Climate change has augmented heat-related illnesses and deaths. Selecting proper thresholds in a heat-warning system is critical to reducing health risks.
This work evaluates the applicability of a modified generalized additive model (GAM) at different spatial scales, and identifies proper heat-warning thresholds using empirical morbidity and mortality records of 18 years from a population database and taking into account substantial health risk increases of the lag effects of 0–2 days. Reference-adjusted risk ratio (RaRR), i.e., risk ratio of threshold candidates against that of a reference, was respectively evaluated for heat-related emergency and hospital visits and all-cause mortality. The threshold with the highest RaRR among the candidates with infrequent occurrence is potentially the best one. Wet-bulb globe temperature (WBGT) and temperature were both used heat indicator in the model for comparison.

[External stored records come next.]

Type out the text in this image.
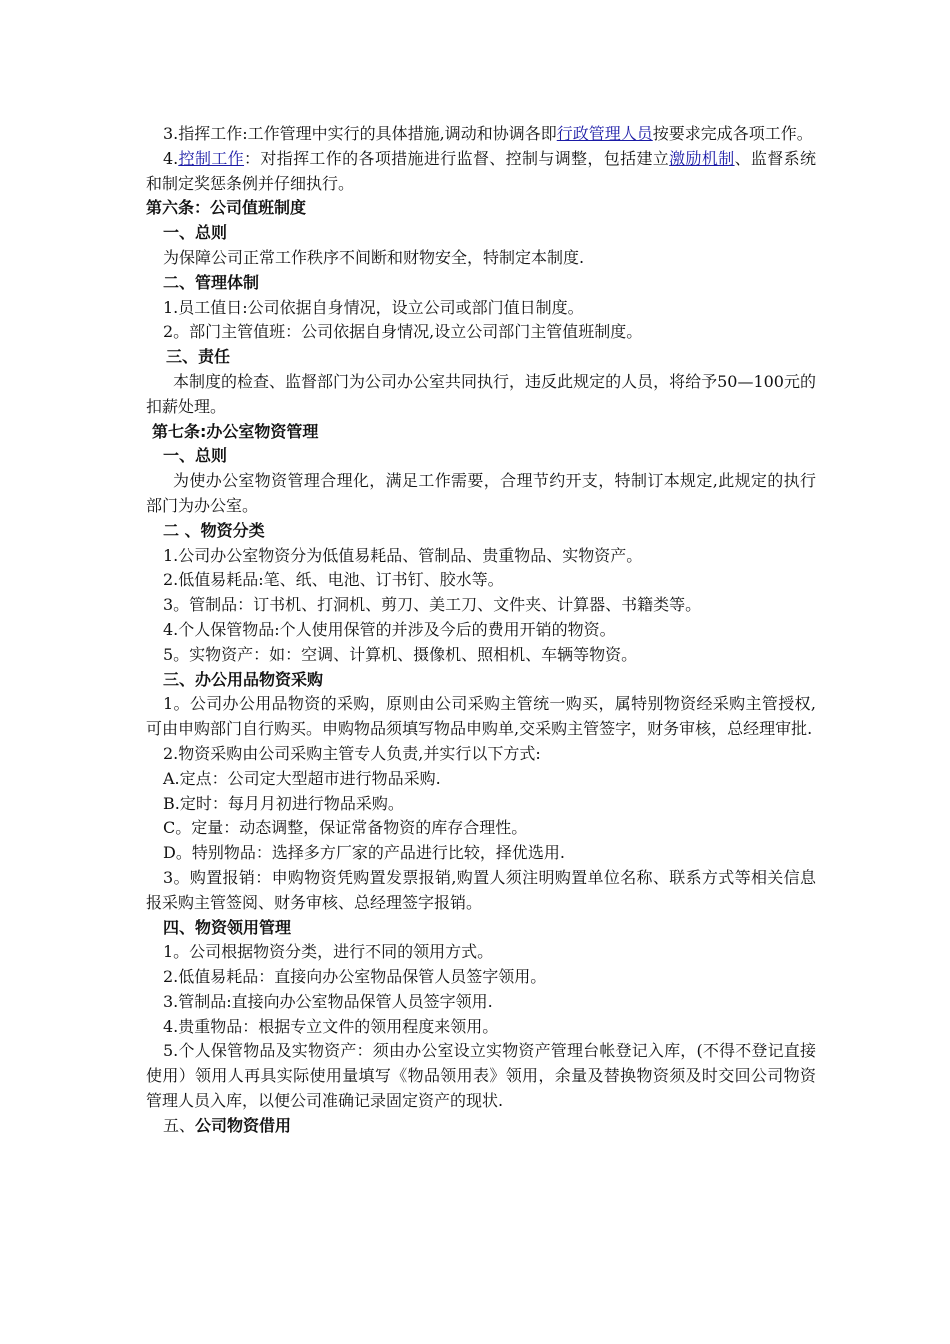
3.指挥工作:工作管理中实行的具体措施,调动和协调各即行政管理人员按要求完成各项工作。

4.控制工作：对指挥工作的各项措施进行监督、控制与调整，包括建立激励机制、监督系统和制定奖惩条例并仔细执行。

第六条：公司值班制度

一、总则

为保障公司正常工作秩序不间断和财物安全，特制定本制度.

二、管理体制

1.员工值日:公司依据自身情况，设立公司或部门值日制度。

2。部门主管值班：公司依据自身情况,设立公司部门主管值班制度。

三、责任

本制度的检查、监督部门为公司办公室共同执行，违反此规定的人员，将给予50—100元的扣薪处理。

第七条:办公室物资管理

一、总则

为使办公室物资管理合理化，满足工作需要，合理节约开支，特制订本规定,此规定的执行部门为办公室。

二 、物资分类

1.公司办公室物资分为低值易耗品、管制品、贵重物品、实物资产。

2.低值易耗品:笔、纸、电池、订书钉、胶水等。

3。管制品：订书机、打洞机、剪刀、美工刀、文件夹、计算器、书籍类等。

4.个人保管物品:个人使用保管的并涉及今后的费用开销的物资。

5。实物资产：如：空调、计算机、摄像机、照相机、车辆等物资。

三、办公用品物资采购

1。公司办公用品物资的采购，原则由公司采购主管统一购买，属特别物资经采购主管授权,可由申购部门自行购买。申购物品须填写物品申购单,交采购主管签字，财务审核，总经理审批.

2.物资采购由公司采购主管专人负责,并实行以下方式:

A.定点：公司定大型超市进行物品采购.

B.定时：每月月初进行物品采购。

C。定量：动态调整，保证常备物资的库存合理性。

D。特别物品：选择多方厂家的产品进行比较，择优选用.

3。购置报销：申购物资凭购置发票报销,购置人须注明购置单位名称、联系方式等相关信息报采购主管签阅、财务审核、总经理签字报销。

四、物资领用管理

1。公司根据物资分类，进行不同的领用方式。

2.低值易耗品：直接向办公室物品保管人员签字领用。

3.管制品:直接向办公室物品保管人员签字领用.

4.贵重物品：根据专立文件的领用程度来领用。

5.个人保管物品及实物资产：须由办公室设立实物资产管理台帐登记入库，(不得不登记直接使用）领用人再具实际使用量填写《物品领用表》领用，余量及替换物资须及时交回公司物资管理人员入库，以便公司准确记录固定资产的现状.

五、公司物资借用
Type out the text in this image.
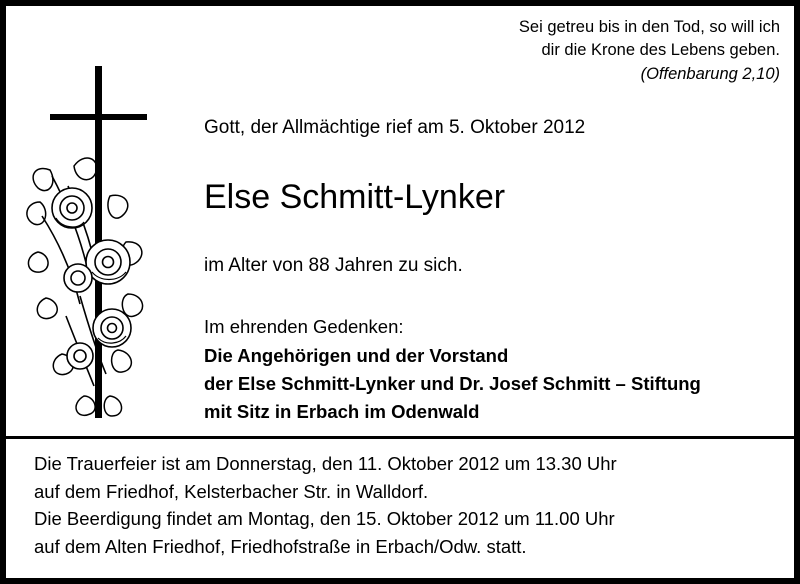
Sei getreu bis in den Tod, so will ich
dir die Krone des Lebens geben.
(Offenbarung 2,10)
Gott, der Allmächtige rief am 5. Oktober 2012
Else Schmitt-Lynker
im Alter von 88 Jahren zu sich.
Im ehrenden Gedenken:
Die Angehörigen und der Vorstand
der Else Schmitt-Lynker und Dr. Josef Schmitt – Stiftung
mit Sitz in Erbach im Odenwald
Die Trauerfeier ist am Donnerstag, den 11. Oktober 2012 um 13.30 Uhr
auf dem Friedhof, Kelsterbacher Str. in Walldorf.
Die Beerdigung findet am Montag, den 15. Oktober 2012 um 11.00 Uhr
auf dem Alten Friedhof, Friedhofstraße in Erbach/Odw. statt.
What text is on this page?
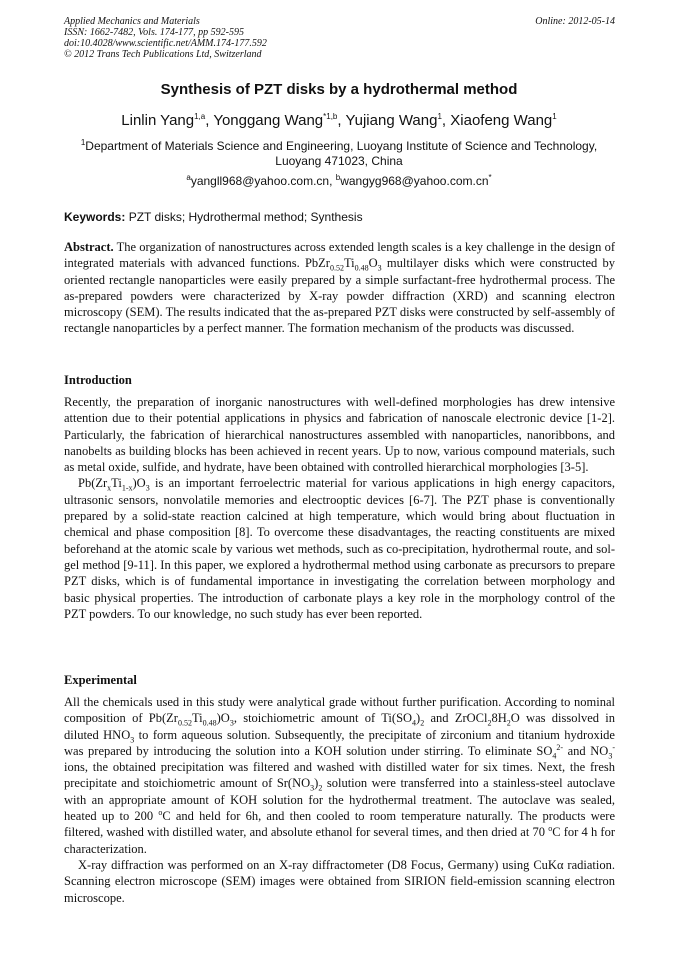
Applied Mechanics and Materials
ISSN: 1662-7482, Vols. 174-177, pp 592-595
doi:10.4028/www.scientific.net/AMM.174-177.592
© 2012 Trans Tech Publications Ltd, Switzerland
Online: 2012-05-14
Synthesis of PZT disks by a hydrothermal method
Linlin Yang$^{1,a}$, Yonggang Wang$^{*1,b}$, Yujiang Wang$^1$, Xiaofeng Wang$^1$
$^1$Department of Materials Science and Engineering, Luoyang Institute of Science and Technology,
Luoyang 471023, China
$^a$yangll968@yahoo.com.cn, $^b$wangyg968@yahoo.com.cn*
Keywords: PZT disks; Hydrothermal method; Synthesis

Abstract. The organization of nanostructures across extended length scales is a key challenge in the design of integrated materials with advanced functions. $PbZr_{0.52}Ti_{0.48}O_3$ multilayer disks which were constructed by oriented rectangle nanoparticles were easily prepared by a simple surfactant-free hydrothermal process. The as-prepared powders were characterized by X-ray powder diffraction (XRD) and scanning electron microscopy (SEM). The results indicated that the as-prepared PZT disks were constructed by self-assembly of rectangle nanoparticles by a perfect manner. The formation mechanism of the products was discussed.

Introduction

Recently, the preparation of inorganic nanostructures with well-defined morphologies has drew intensive attention due to their potential applications in physics and fabrication of nanoscale electronic device [1-2]. Particularly, the fabrication of hierarchical nanostructures assembled with nanoparticles, nanoribbons, and nanobelts as building blocks has been achieved in recent years. Up to now, various compound materials, such as metal oxide, sulfide, and hydrate, have been obtained with controlled hierarchical morphologies [3-5].

$Pb(Zr_xTi_{1-x})O_3$ is an important ferroelectric material for various applications in high energy capacitors, ultrasonic sensors, nonvolatile memories and electrooptic devices [6-7]. The PZT phase is conventionally prepared by a solid-state reaction calcined at high temperature, which would bring about fluctuation in chemical and phase composition [8]. To overcome these disadvantages, the reacting constituents are mixed beforehand at the atomic scale by various wet methods, such as co-precipitation, hydrothermal route, and sol-gel method [9-11]. In this paper, we explored a hydrothermal method using carbonate as precursors to prepare PZT disks, which is of fundamental importance in investigating the correlation between morphology and basic physical properties. The introduction of carbonate plays a key role in the morphology control of the PZT powders. To our knowledge, no such study has ever been reported.

Experimental

All the chemicals used in this study were analytical grade without further purification. According to nominal composition of $Pb(Zr_{0.52}Ti_{0.48})O_3$, stoichiometric amount of $Ti(SO_4)_2$ and $ZrOCl_28H_2O$ was dissolved in diluted $HNO_3$ to form aqueous solution. Subsequently, the precipitate of zirconium and titanium hydroxide was prepared by introducing the solution into a KOH solution under stirring. To eliminate $SO_4^{2-}$ and $NO_3^-$ ions, the obtained precipitation was filtered and washed with distilled water for six times. Next, the fresh precipitate and stoichiometric amount of $Sr(NO_3)_2$ solution were transferred into a stainless-steel autoclave with an appropriate amount of KOH solution for the hydrothermal treatment. The autoclave was sealed, heated up to 200 $^o$C and held for 6h, and then cooled to room temperature naturally. The products were filtered, washed with distilled water, and absolute ethanol for several times, and then dried at 70 $^o$C for 4 h for characterization.

X-ray diffraction was performed on an X-ray diffractometer (D8 Focus, Germany) using CuKα radiation. Scanning electron microscope (SEM) images were obtained from SIRION field-emission scanning electron microscope.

It was found that WBGT is a more sensitive heat-health indicator than temperature. The highest RaRR with WBGT for the whole Taiwan island was observed to shift from lag 0 in emergency visits (1.44) to lags 0–1 in hospital visits (1.18) and also to lag 1 in all-cause mortality (1.04). For different age groups, children had the highest RaRR with WBGT of emergency visits on lag 0 (1.87) while the elderly had the highest RaRR for all-cause mortality on lag 0 (1.04), for hospital visits on lag 1 (1.23), and for emergency visits on lag 2 (1.38), respectively. Emergency visit is the most sensitive heat-related health record and should thus be employed, if available, to select heat-warning threshold. With the highest RaRR in emergency visits and the occurring frequency considered, the best area-specific thresholds can be chosen for various sizes of population at-risk. The novel RaRR allows comparison of health risks across different categories, providing a solid scientific basis for threshold selection.
This work demonstrated the feasibility and flexibility of the proposed approach which considers substantial enhancement of health risks on lags 0 to 2, removes the rare-event interference, and accommodates at-risk populations of different sizes. This methodology can be applied by authorities worldwide for selecting proper heat-health thresholds according to their own morbidity/mortality records.